Thursday, November 18, 2010

Princess Shoes

Julia wants to wear princess shoes. You know the plastic, high heel dress-up kind. We must have ten pair at our house. We have Ariel, Cinderella, Snow White, Barbie. You get the idea. Gracie wore them. Maggie wears them now and Julia is obsessed with them.

The problem is that princess high heels don't fit over tennis shoes and AFOs. She can get one sort of half way on and hobble around in it. She was happy with that for awhile, but not anymore. She wants to be able to walk around in princess shoes and I can't convince her that it simply won't work for her. Have I mentioned that she is a bit strong-willed?

This obsession has been going on for about three weeks. She has added princess shoes to her collection of sleep must haves along with Mickey, Minnie and her Pillow Pet.

I have tried distracting her with other toys and hiding the princess shoes, but nothing has taken her mind off her desire to wear those glamorous high heels.

In the grand scheme of things, I know that not being able to walk in princess shoes is not a big deal.

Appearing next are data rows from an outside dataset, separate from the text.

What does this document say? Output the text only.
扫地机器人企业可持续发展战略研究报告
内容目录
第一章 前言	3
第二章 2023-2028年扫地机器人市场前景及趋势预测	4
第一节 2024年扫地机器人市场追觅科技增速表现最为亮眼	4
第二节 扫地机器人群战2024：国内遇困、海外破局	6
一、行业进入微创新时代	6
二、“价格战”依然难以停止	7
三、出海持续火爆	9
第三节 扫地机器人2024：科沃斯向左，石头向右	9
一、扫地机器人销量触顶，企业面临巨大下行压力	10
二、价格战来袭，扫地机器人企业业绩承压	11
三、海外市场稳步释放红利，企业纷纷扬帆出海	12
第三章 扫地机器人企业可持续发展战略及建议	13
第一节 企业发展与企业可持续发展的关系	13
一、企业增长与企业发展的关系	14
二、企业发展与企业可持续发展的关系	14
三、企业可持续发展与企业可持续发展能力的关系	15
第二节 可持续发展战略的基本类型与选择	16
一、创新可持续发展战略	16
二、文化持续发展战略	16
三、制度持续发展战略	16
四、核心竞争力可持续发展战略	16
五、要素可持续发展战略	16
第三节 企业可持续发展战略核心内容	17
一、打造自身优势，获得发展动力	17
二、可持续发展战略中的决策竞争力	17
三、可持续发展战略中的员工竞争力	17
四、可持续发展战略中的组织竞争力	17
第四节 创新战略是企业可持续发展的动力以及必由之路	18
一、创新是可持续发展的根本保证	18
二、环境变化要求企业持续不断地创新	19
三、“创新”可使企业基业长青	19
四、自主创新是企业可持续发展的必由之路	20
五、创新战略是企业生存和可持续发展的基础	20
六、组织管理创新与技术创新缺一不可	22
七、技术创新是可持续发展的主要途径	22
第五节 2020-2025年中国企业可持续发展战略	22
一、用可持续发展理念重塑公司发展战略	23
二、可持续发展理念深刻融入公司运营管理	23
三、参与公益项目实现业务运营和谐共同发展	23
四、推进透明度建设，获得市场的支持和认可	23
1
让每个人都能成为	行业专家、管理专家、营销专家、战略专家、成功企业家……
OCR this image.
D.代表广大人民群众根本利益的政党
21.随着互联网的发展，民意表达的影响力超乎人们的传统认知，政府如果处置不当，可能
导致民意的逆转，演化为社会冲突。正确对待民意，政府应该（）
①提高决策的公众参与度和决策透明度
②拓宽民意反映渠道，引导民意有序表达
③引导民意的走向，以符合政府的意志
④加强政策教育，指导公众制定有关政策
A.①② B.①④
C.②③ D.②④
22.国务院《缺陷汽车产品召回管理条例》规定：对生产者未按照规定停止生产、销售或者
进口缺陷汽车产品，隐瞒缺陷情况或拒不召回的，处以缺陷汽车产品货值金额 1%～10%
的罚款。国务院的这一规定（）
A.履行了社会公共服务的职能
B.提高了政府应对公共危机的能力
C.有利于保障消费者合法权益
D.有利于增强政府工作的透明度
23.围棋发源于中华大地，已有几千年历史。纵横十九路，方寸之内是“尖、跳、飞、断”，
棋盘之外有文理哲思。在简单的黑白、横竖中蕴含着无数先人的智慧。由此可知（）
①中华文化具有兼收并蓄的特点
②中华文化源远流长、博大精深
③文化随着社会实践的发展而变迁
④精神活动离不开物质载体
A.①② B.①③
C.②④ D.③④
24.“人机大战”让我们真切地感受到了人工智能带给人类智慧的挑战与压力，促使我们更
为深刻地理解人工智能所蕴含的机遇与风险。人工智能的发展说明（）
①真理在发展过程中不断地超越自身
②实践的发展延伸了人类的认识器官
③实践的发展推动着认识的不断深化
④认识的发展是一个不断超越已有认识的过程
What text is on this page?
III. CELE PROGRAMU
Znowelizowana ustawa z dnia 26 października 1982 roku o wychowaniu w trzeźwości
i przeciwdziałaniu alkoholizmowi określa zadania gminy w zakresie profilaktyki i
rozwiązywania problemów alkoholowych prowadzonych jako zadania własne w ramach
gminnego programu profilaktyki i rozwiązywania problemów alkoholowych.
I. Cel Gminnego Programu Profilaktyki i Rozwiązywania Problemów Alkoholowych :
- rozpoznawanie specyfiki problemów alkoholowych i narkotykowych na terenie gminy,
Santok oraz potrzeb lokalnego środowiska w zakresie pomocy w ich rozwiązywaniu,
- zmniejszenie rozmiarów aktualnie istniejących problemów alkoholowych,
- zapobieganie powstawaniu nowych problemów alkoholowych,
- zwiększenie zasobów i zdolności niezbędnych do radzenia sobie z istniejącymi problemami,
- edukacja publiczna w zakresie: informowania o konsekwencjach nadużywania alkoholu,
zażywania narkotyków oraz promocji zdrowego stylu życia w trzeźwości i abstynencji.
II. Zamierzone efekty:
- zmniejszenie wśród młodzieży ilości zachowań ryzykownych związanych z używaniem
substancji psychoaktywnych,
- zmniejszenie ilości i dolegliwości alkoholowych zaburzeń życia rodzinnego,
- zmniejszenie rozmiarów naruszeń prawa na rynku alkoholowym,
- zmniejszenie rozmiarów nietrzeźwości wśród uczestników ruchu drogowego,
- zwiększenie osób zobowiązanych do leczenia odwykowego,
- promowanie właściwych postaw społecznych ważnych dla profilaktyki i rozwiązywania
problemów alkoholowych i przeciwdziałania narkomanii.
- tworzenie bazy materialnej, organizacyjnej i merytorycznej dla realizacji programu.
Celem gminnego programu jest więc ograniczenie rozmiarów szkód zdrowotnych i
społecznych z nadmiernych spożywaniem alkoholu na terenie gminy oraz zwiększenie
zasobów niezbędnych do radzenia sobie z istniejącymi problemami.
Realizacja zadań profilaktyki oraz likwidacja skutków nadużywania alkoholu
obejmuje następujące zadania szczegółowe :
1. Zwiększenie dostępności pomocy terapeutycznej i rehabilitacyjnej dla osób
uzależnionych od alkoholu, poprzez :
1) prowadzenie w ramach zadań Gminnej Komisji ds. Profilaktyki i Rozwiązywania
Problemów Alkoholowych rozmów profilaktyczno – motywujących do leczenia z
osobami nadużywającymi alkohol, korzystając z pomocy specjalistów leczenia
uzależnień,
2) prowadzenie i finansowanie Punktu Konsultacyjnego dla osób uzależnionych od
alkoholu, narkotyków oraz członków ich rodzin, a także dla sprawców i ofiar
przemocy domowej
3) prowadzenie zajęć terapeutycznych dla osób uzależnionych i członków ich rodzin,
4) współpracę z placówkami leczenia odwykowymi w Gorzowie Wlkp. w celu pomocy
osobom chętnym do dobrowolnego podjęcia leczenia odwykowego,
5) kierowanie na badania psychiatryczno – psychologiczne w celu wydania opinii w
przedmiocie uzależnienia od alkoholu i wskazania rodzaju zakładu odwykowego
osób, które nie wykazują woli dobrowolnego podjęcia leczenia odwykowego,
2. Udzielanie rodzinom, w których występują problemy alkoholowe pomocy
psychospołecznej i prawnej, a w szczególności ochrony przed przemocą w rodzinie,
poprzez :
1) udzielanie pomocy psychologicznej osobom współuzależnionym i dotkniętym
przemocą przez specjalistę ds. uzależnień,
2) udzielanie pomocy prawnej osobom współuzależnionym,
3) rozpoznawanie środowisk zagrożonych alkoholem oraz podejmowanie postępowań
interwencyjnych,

I try to have a glass half full attitude and be grateful that Julia can walk at all.

But, yesterday when I was futilely explaining to Julia why the shoes won't fit her and are not safe for her to walk in, I got glimpses of the future.

I started thinking about having to explain to four-year-old Julia why she doesn't go potty like her sisters and telling six-year-old Julia that she can't play soccer because she has a shunt. I started wondering if we will be able to find ballet slippers and tap shoes that fit over AFOs. The thought of all of the hard conversations that Julia and I will have as she grows hit me and for a moment it was hard to not let "life isn't fair" and "spina bifida really, really sucks" feelings overwhelm me.

I have to remind myself that today it's just princess shoes. Julia is happy, healthy and thriving. I need to take one day at a time and not look too far into the future. I have to remember that her attitude about spina bifida is going to reflect mine so I need to focus on what she can do and not the things she can't.

But, I give myself permission to be sad sometimes. I still mourn for the life that I imagined for Julia during the first 18 weeks of my pregnancy. The life that she will never have. A life that doesn't involve a shunt, catheters, daily medications, hospitals, therapists, specialists and special shoes. Sometimes I wonder if the grief will fade. I wonder if I will ever stop hiding in the bathroom to cry over plastic princess shoes.